Wait. I sound bitter. My apologies. I think I’m just frustrated. A perhaps a little sad.

Those 14,000 people picked to live in this city like I did. Maybe they were drawn to the imaginative, open-minded, community based artists who kindly welcomed me. The ones who accepted me and helped me to survive on limited means because we nourished each other in different ways. Important ways. Or maybe they’re here because money can be a siren with song impossible to tune out. And, honestly, how can we blame them for seeking competitive wages for their modern abilities? I guess what hurts me is the reality that so many of us were magnetized to this area for the creative culture. The folks who offer their talents by lending a voice to a reading series, illustrating an original project, or producing a new piece without the hope of any financial reward. The ones who do it because they truly love it and wouldn’t be the same people without it.

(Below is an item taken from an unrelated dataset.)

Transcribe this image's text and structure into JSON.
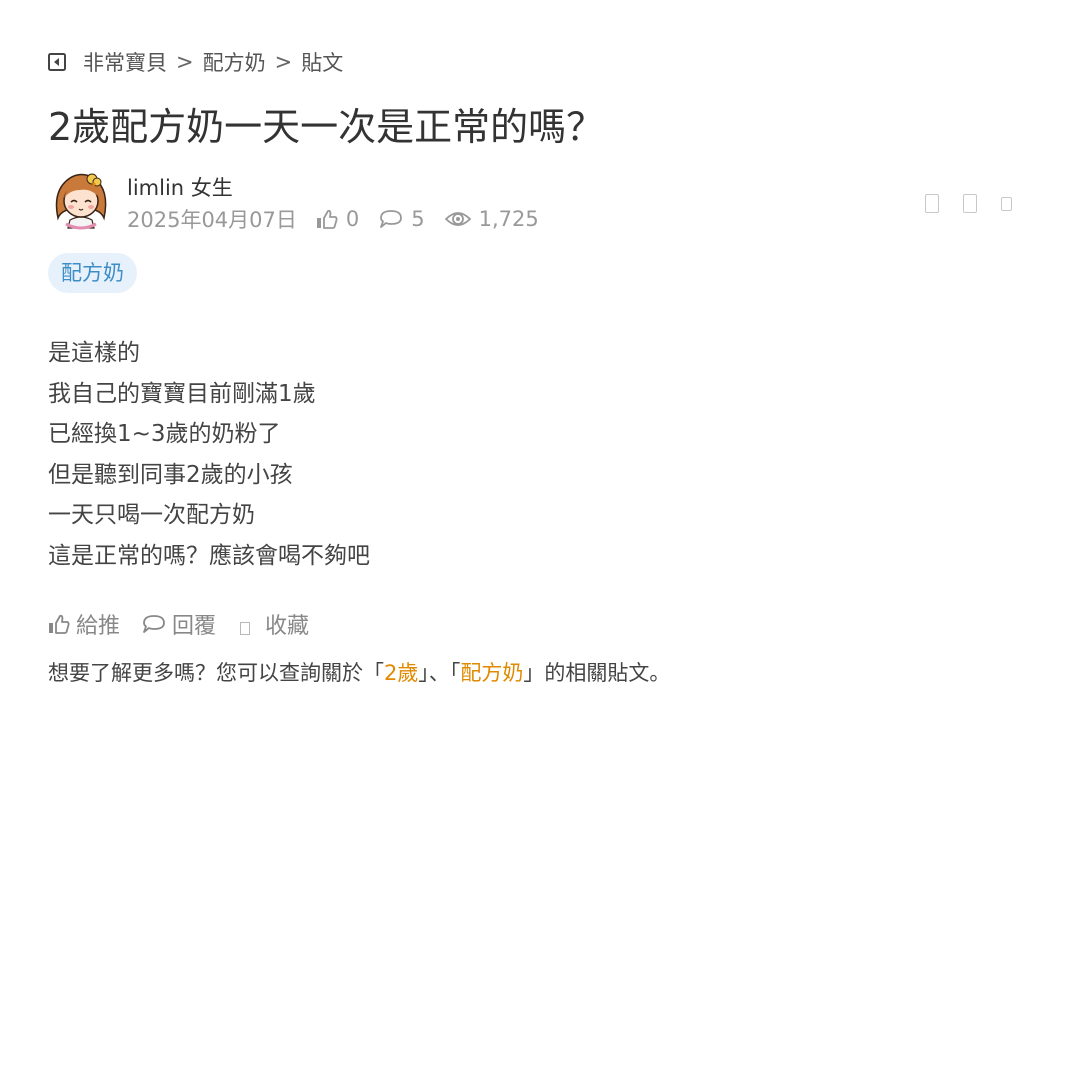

For me, the tech world seems to have drifted in like the fog; pretty from a distance but dangerous when you find you’re surrounded in it, unsure where the treasured things you’re familiar with are hiding. I worry the heart I’ll inevitably leave in San Francisco will just be replaced by a savvy emoticon.

I’m grateful to have a home and food on my plate. But I’m someone who needs growth and development. And importantly, hope that my home can provide me with that. I want to live in San Francisco. But I’ve outgrown Never-Never Land. And I’m not interested in taking care of any more lost boys in the process.

So I come to you, my friends, with a challenge. Because that’s what we do, right? We have to push each other to believe in our art and each other. What can we do to honor the place that may have called out to us for different reasons but urged us to stay together? How can we grow alongside the tall tech trees? I’m willing to fight if you are.